Pozwany wniósł odpowiedź na pozew, w której wniósł o oddalenie powództwa w całości oraz o nieobciążanie go kosztami procesu.

W uzasadnieniu wskazał na okoliczności bezsporne w postaci: zaistnienia zdarzenia drogowego w dniu 2 lipca 2014 r. oraz otrzymania przez niego mandatu karnego. Podniósł jednak, że przyjął mandat, bowiem znajdował się w szoku, a następnego dnia po kolizji próbował uzyskać informację o możliwości cofnięcia nałożonego mandatu karnego, bowiem nie czuł się sprawcą zdarzenia.

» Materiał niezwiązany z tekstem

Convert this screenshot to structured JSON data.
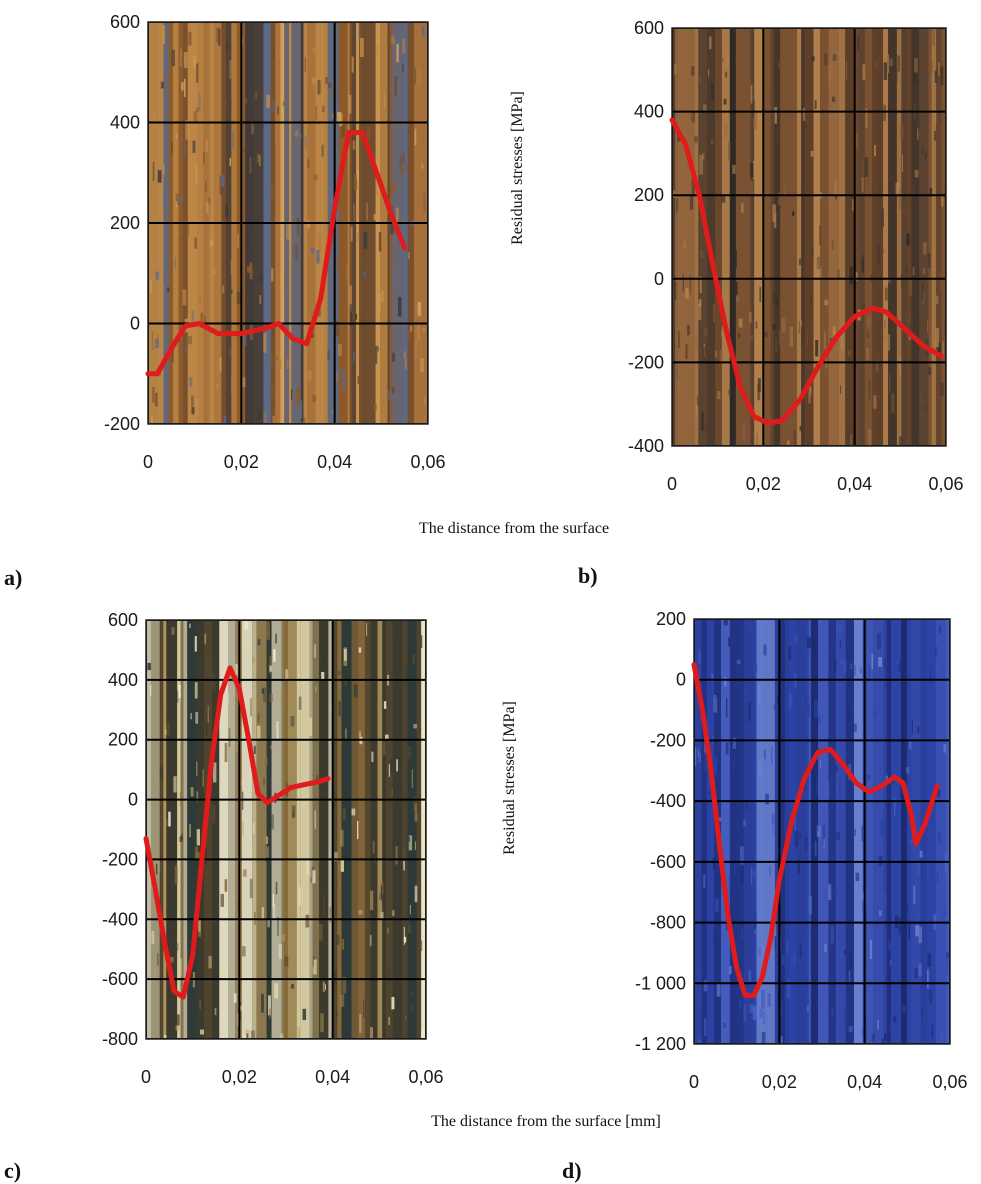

Podniósł ponadto, że powódka sama wypowiedziała umowę o pracę, a po miesiącu ponownie zatrudniła się w nowym zakładzie fryzjerskim na pół etatu.

W dniu 22 października 2015 r. powódka wniosła odpowiedź na pismo pozwanego, w której wskazała, że pozwany nie kwestionował swojego sprawstwa, a gdyby nawet przyjąć, że nie czuł się winnym spowodowania kolizji drogowej, to każda rozsądna osoba, bedąc przekonana o tym, że nie zawiniła, nie godzi się na ukaranie. W odniesieniu do podjęcia przez nią zatrudnienia na pół etatu w salonie fryzjerskim powódka wskazała, że w tak krótkim czasie nie ma możliwości przekwalifikowania się, poza tym lubi swój zawód, ale ze względu na doznane urazy mogła podjąć pracę tylko w niepełnym wymiarze.

W dniu 4 lutego 2016 r. pozwany wniósł pismo procesowe, w którym wskazał, że strona powodowa nie wykazała, iż był on sprawcą zdarzenia drogowego. Pozwany ponownie zakwestionował swoje sprawstwo. Wskazał ponadto, że w wyniku kolizji nie doszło do obrażeń fizycznych czy psychicznych powódki, bowiem jej aktywność na portalu F. krótko po zdarzeniu sugerowała, że aktywnie i radośnie wykorzystuje okres przebywania na zwolnieniu lekarskim.

Na rozprawie strony podtrzymały swoje stanowiska w sprawie.

Przed tutejszym Sądem dotyczała się także sprawa o sygn. akt (...)z powództwa G. F. przeciwko (...) Company SE z siedzibą na Łotwie.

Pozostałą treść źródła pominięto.